A Highlights from MBoC Selection: Mutations that disrupt Ca2+-binding activity endow Doc2β with novel functional properties during synaptic transmission

摘要

Double C2-domain protein (Doc2) is a Ca²⁺-binding protein implicated in asynchronous and spontaneous neurotransmitter release. Here we demonstrate that each of its C2 domains senses Ca²⁺; moreover, the tethered tandem C2 domains display properties distinct from the isolated domains. We confirm that overexpression of a mutant form of Doc2β, in which two acidic Ca²⁺ ligands in the C2A domain and two in the C2B domain have been neutralized, results in markedly enhanced asynchronous release in synaptotagmin 1–knockout neurons. Unlike wild-type (wt) Doc2β, which translocates to the plasma membrane in response to increases in [Ca²⁺]i, the quadruple Ca²⁺-ligand mutant does not bind Ca²⁺ but is constitutively associated with the plasma membrane; this effect is due to substitution of Ca²⁺ ligands in the C2A domain.
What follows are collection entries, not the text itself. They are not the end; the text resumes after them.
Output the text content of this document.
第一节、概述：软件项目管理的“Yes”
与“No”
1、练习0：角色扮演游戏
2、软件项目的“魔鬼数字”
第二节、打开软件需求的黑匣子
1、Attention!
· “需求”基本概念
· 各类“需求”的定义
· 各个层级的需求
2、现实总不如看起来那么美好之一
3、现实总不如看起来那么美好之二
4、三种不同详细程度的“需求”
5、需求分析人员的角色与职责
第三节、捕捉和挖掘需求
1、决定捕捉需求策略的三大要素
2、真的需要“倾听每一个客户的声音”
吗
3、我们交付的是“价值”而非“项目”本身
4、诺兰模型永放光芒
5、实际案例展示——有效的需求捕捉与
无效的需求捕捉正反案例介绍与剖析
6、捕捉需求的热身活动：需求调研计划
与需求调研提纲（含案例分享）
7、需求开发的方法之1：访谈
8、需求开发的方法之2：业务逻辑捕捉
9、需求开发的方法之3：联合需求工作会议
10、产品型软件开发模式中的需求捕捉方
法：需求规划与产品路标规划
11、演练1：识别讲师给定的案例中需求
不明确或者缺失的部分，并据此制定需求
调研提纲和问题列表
When overexpressed in wt neurons, Doc2β affects only asynchronous release; in contrast, Doc2β Ca²⁺-ligand mutants that constitutively localize to the plasma membrane enhance both the fast and slow components of synaptic transmission by increasing the readily releasable vesicle pool size; these mutants also increase the frequency of spontaneous release events. Thus, mutations in the C2A domain of Doc2β that were intended to disrupt Ca²⁺ binding result in an anomalous enhancement of constitutive membrane-binding activity and endow Doc2β with novel functional properties.